GEO600 starts continuous search for Gravitational Waves
Sensitivity vastly improved
The joint German-British Gravitational Wave Detector GEO600 has now entered an 18-month run of continuous measurement. Researchers are optimistic that they will be able to observe a never before seen phenomena the Gravitational Wave which is one of the great untested predictions of Einstein's General Theory of Relativity. Gravitational Waves can be used to do "ark astronomy", studying those aspects of the Universe for which ordinary astronomy using light (and the rest of the electromagnetic spectrum) can provide limited information.
"If there is a supernova in our vicinity during the next couple of months, our chances of detecting and measuring the resulting gravitational waves are good. The first step towards gravitational wave astronomy has been taken, at last allowing us to observe the 96% of our universe which have been hidden to us up to now" says Prof. Dr. Karsten Danzmann, head of the International Centre for Gravitational Physics which is jointly run by the Max Planck Society and the University of Hannover. Data is taken in conjunction with the two US LIGO observatories.

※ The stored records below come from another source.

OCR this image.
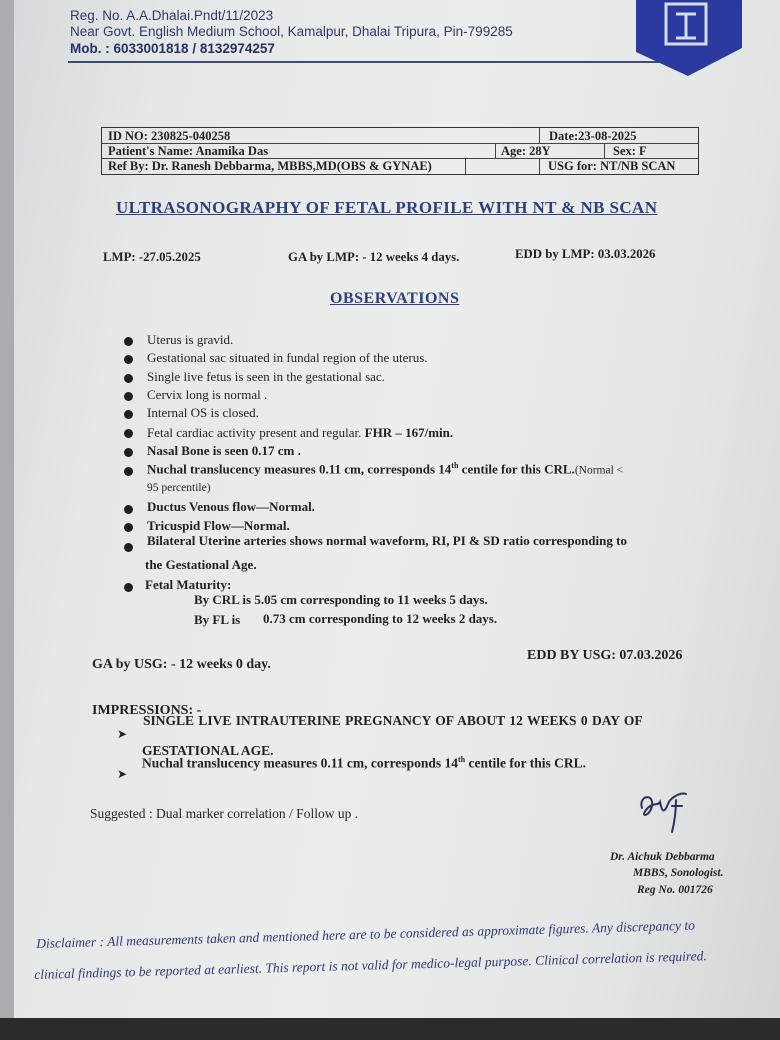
Reg. No. A.A.Dhalai.Pndt/11/2023
Near Govt. English Medium School, Kamalpur, Dhalai Tripura, Pin-799285
Mob. : 6033001818 / 8132974257
ID NO: 230825-040258	Date:23-08-2025
Patient's Name: Anamika Das	Age: 28Y	Sex: F
Ref By: Dr. Ranesh Debbarma, MBBS,MD(OBS & GYNAE)	USG for: NT/NB SCAN
ULTRASONOGRAPHY OF FETAL PROFILE WITH NT & NB SCAN
LMP: -27.05.2025	GA by LMP: - 12 weeks 4 days.	EDD by LMP: 03.03.2026
OBSERVATIONS
Uterus is gravid.
Gestational sac situated in fundal region of the uterus.
Single live fetus is seen in the gestational sac.
Cervix long is normal .
Internal OS is closed.
Fetal cardiac activity present and regular. FHR – 167/min.
Nasal Bone is seen 0.17 cm .
Nuchal translucency measures 0.11 cm, corresponds 14th centile for this CRL.(Normal <
95 percentile)
Ductus Venous flow—Normal.
Tricuspid Flow—Normal.
Bilateral Uterine arteries shows normal waveform, RI, PI & SD ratio corresponding to
the Gestational Age.
Fetal Maturity:
By CRL is 5.05 cm corresponding to 11 weeks 5 days.
By FL is 0.73 cm corresponding to 12 weeks 2 days.
GA by USG: - 12 weeks 0 day.
EDD BY USG: 07.03.2026
IMPRESSIONS: -
➤
SINGLE LIVE INTRAUTERINE PREGNANCY OF ABOUT 12 WEEKS 0 DAY OF
GESTATIONAL AGE.
➤
Nuchal translucency measures 0.11 cm, corresponds 14th centile for this CRL.
Suggested : Dual marker correlation / Follow up .
Dr. Aichuk Debbarma
MBBS, Sonologist.
Reg No. 001726
Disclaimer : All measurements taken and mentioned here are to be considered as approximate figures. Any discrepancy to
clinical findings to be reported at earliest. This report is not valid for medico-legal purpose. Clinical correlation is required.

The sensitivity of the GEO600 detector has been continuously improved since the start of test runs in 2002. "We could only reach out towards a small fraction of our own galaxy, the Milky Way, in those days. Today our sensitivity has increased by a factor of 3000 and we can detect events in distances many times greater than the distance between us and our galactic neighbour, the Andromeda Galaxy" Karsten Danzmann explains.